5oz. of Red or White Wine = 100-130 calories
Red Bull and Vodka = 177 calories
SF Red Bull and Vodka = 74 calories
5oz. Mojito = 160 calories
Vodka and Water = 100 calories
Strawberry Daiquiri = 250 calories
American Beer = 150 calories
Liquor (80 proof) = 100 calories
Liqueurs (Bailey's, Kahlua) = 150 calories
Champagne = 100-130 calories
Rum and Coke = 156 calories
Frozen Margarita = 246 calories
Margarita on the Rocks = 182 calories
Whiskey Sour = 210 calories
Martini = 175 calories

Now, how many of you usually only have one drink? Think about it!
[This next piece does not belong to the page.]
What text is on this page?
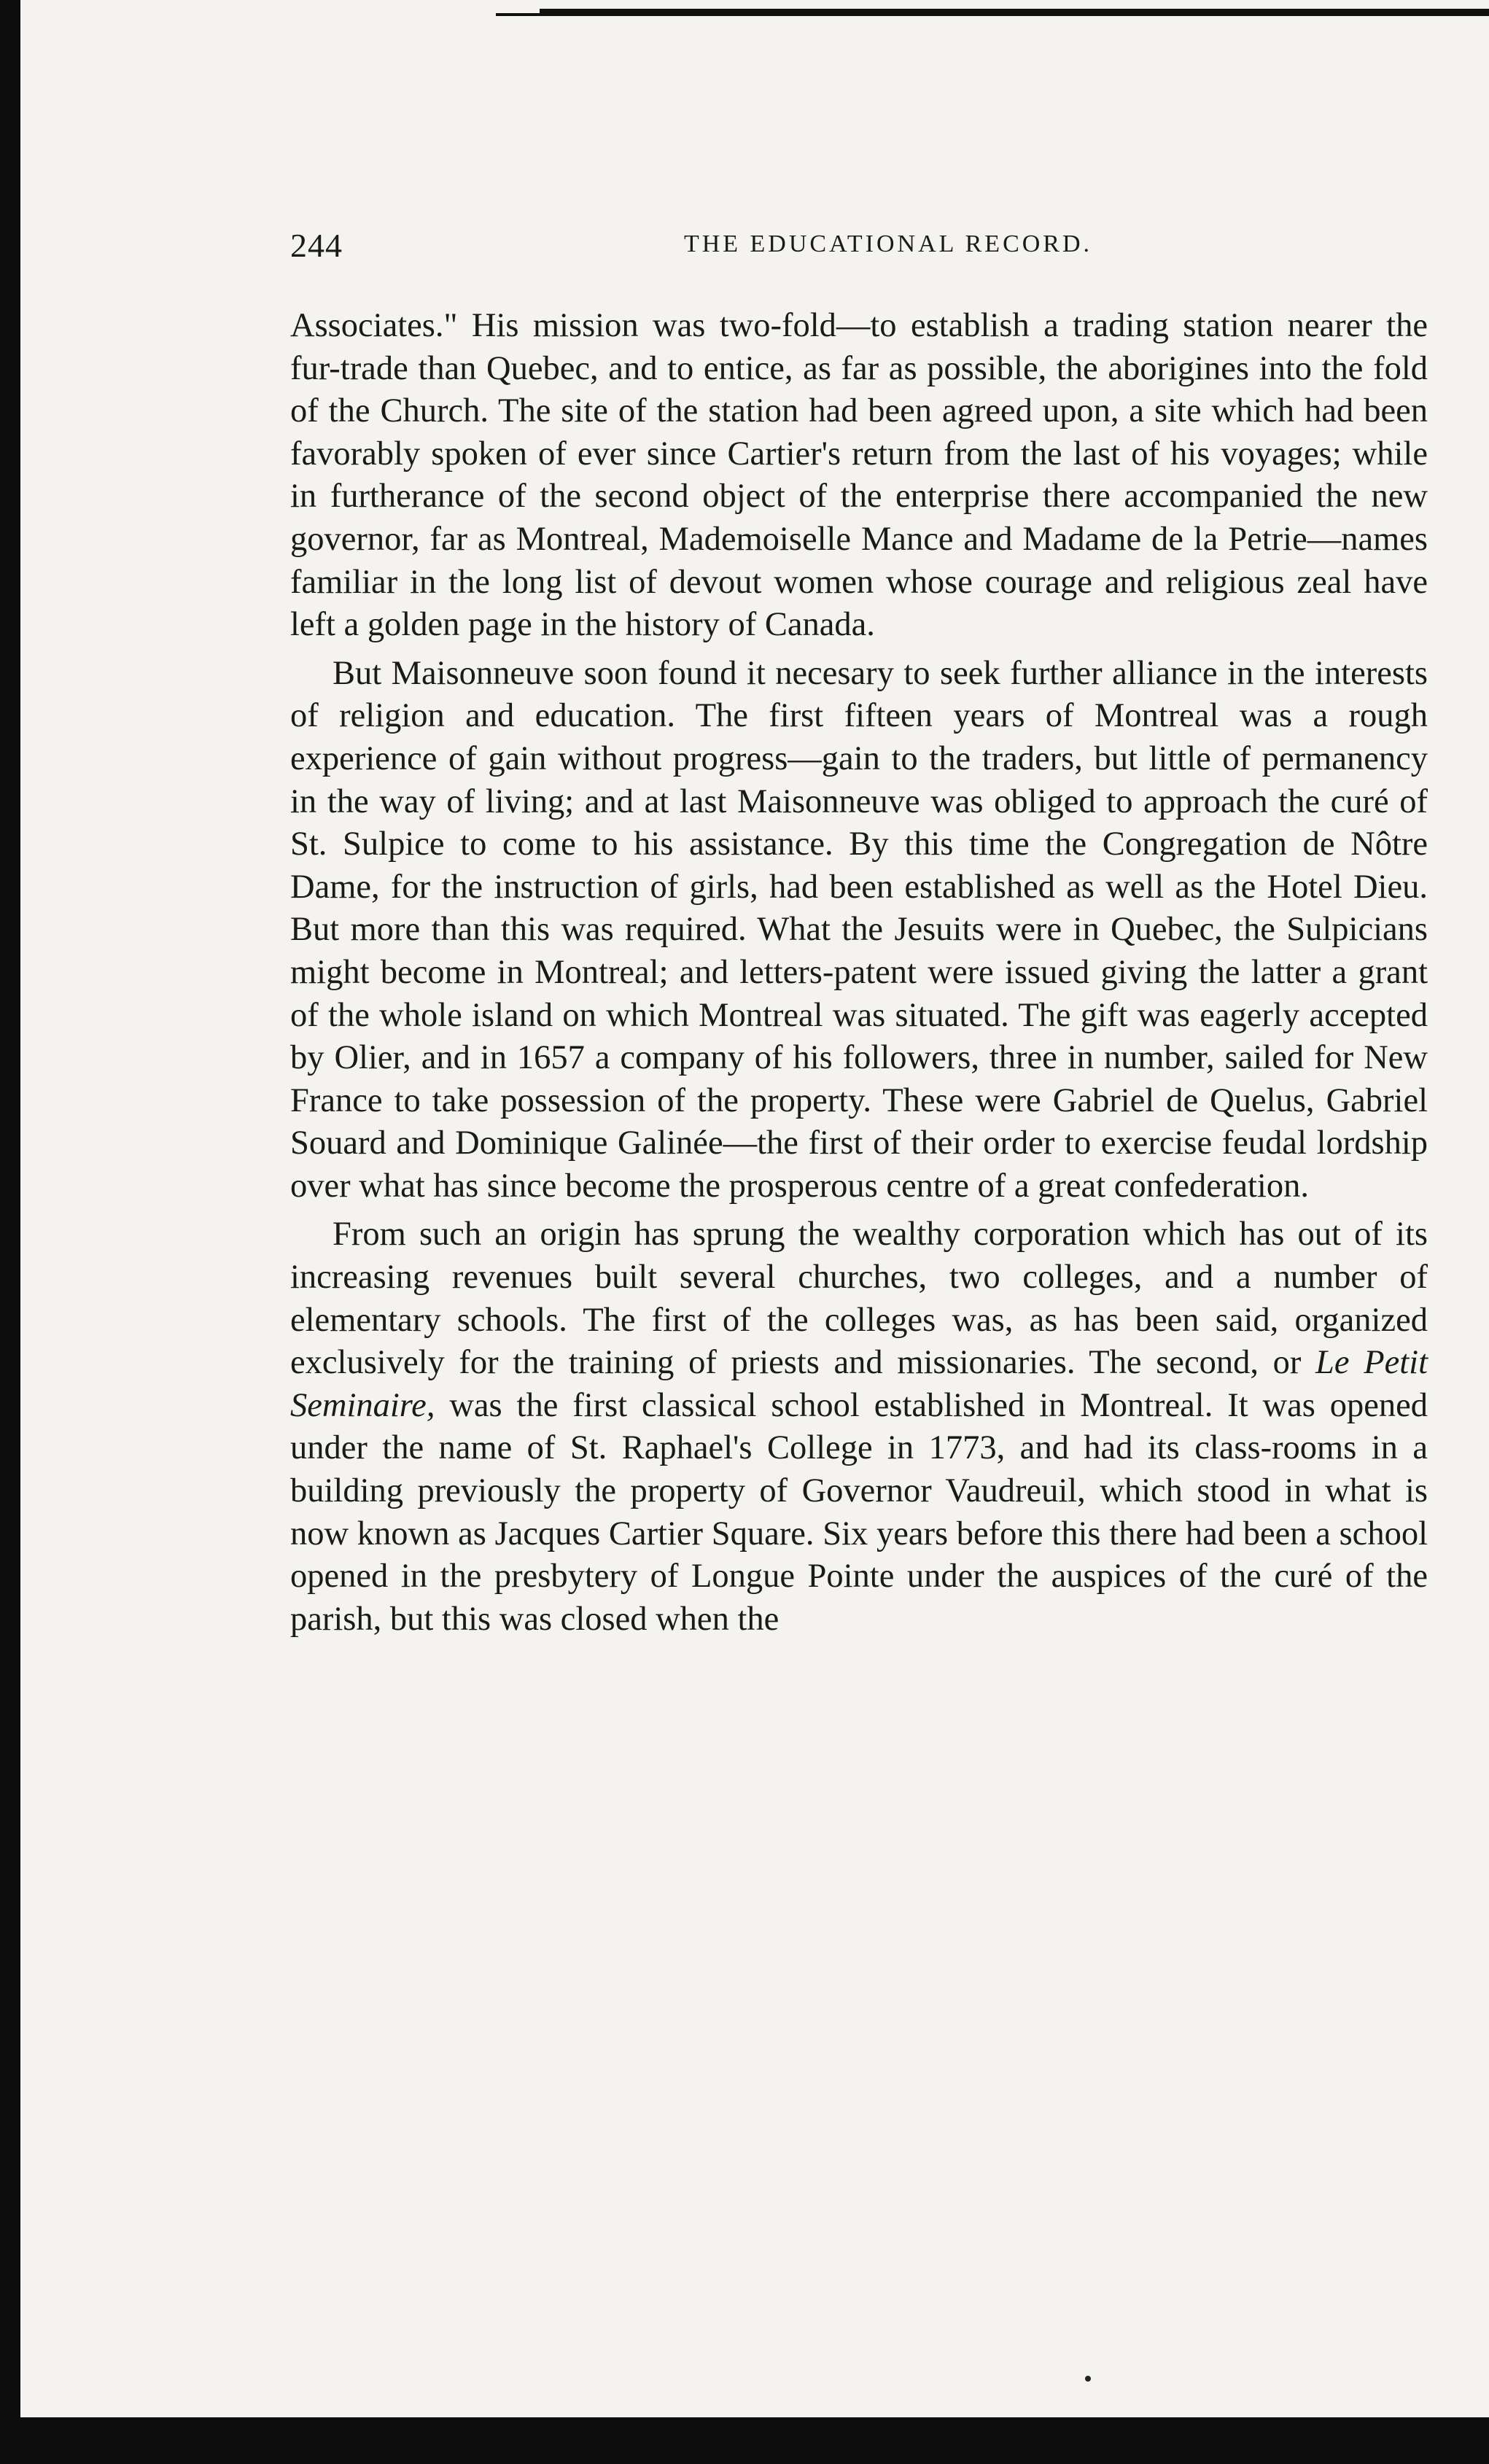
244	THE EDUCATIONAL RECORD.

Associates." His mission was two-fold—to establish a trading station nearer the fur-trade than Quebec, and to entice, as far as possible, the aborigines into the fold of the Church. The site of the station had been agreed upon, a site which had been favorably spoken of ever since Cartier's return from the last of his voyages; while in furtherance of the second object of the enterprise there accompanied the new governor, far as Montreal, Mademoiselle Mance and Madame de la Petrie—names familiar in the long list of devout women whose courage and religious zeal have left a golden page in the history of Canada.

But Maisonneuve soon found it necesary to seek further alliance in the interests of religion and education. The first fifteen years of Montreal was a rough experience of gain without progress—gain to the traders, but little of permanency in the way of living; and at last Maisonneuve was obliged to approach the curé of St. Sulpice to come to his assistance. By this time the Congregation de Nôtre Dame, for the instruction of girls, had been established as well as the Hotel Dieu. But more than this was required. What the Jesuits were in Quebec, the Sulpicians might become in Montreal; and letters-patent were issued giving the latter a grant of the whole island on which Montreal was situated. The gift was eagerly accepted by Olier, and in 1657 a company of his followers, three in number, sailed for New France to take possession of the property. These were Gabriel de Quelus, Gabriel Souard and Dominique Galinée—the first of their order to exercise feudal lordship over what has since become the prosperous centre of a great confederation.

From such an origin has sprung the wealthy corporation which has out of its increasing revenues built several churches, two colleges, and a number of elementary schools. The first of the colleges was, as has been said, organized exclusively for the training of priests and missionaries. The second, or Le Petit Seminaire, was the first classical school established in Montreal. It was opened under the name of St. Raphael's College in 1773, and had its class-rooms in a building previously the property of Governor Vaudreuil, which stood in what is now known as Jacques Cartier Square. Six years before this there had been a school opened in the presbytery of Longue Pointe under the auspices of the curé of the parish, but this was closed when the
I got these numbers from Woman's Health Magazine and FindArticles.com

Tuesday, November 9, 2010

"The Bikini-Ready Workout"

My favorite book The Woman's Health Big Book of Exercises has workouts in the back of the book personal trainers have come up with. My favorite "The Bikini-Ready Workout." I did it for a month before I left for Spring Break with my family...

Me- Spring Break '10

This workout was created by one of Hollywood's most famous trainers Valerie Waters. As you can see from my picture above, it made me very lean, and toned. I loved it!! :) Here is an example of her workout:

Circuit 1:

Single-leg hip raise  2-3 sets 12 reps.
Side plank 2-3 sets 30 sec. hold
Plank 2-3 sets 30-40 sec. hold
Situp 2-3 sets 12 reps. (I usually do 25 reps.)

Circuit 2:

Dumbbell squat 3 sets 15 reps.
Single-arm cable row 3 sets 12 reps.
Dumbbell straight-leg deadlift 3 sets 12reps.
Dumbbell bench press 3 sets 15 reps.

Circuit 3:

Valslide reverse dumbbell lunge 3 sets 12 reps.
Dumbbell shoulder press 3 sets 12 reps.
Dumbbell lunge 3 sets 10 reps.
Triceps pressdown 3 sets 12 reps.
Dumbbell curl 3sets 12 reps.

TRY IT!! :)

Monday, November 8, 2010

"The Eat- Clean Diet"



Just started reading this book... and, I believe it's a book everyone should buy. If you are trying to lose weight... or even not, this book is the key to everything you need to know. You will be healthier, happier, more energized and looking better than ever. Tosca Reno explains in the book,

 10% Genetics + 10% Training + 80% Nutrition = "Body Beautiful/Body Healthy Formula"

Thursday, November 4, 2010

Quote


"Pain is temporary. Quitting lasts forever."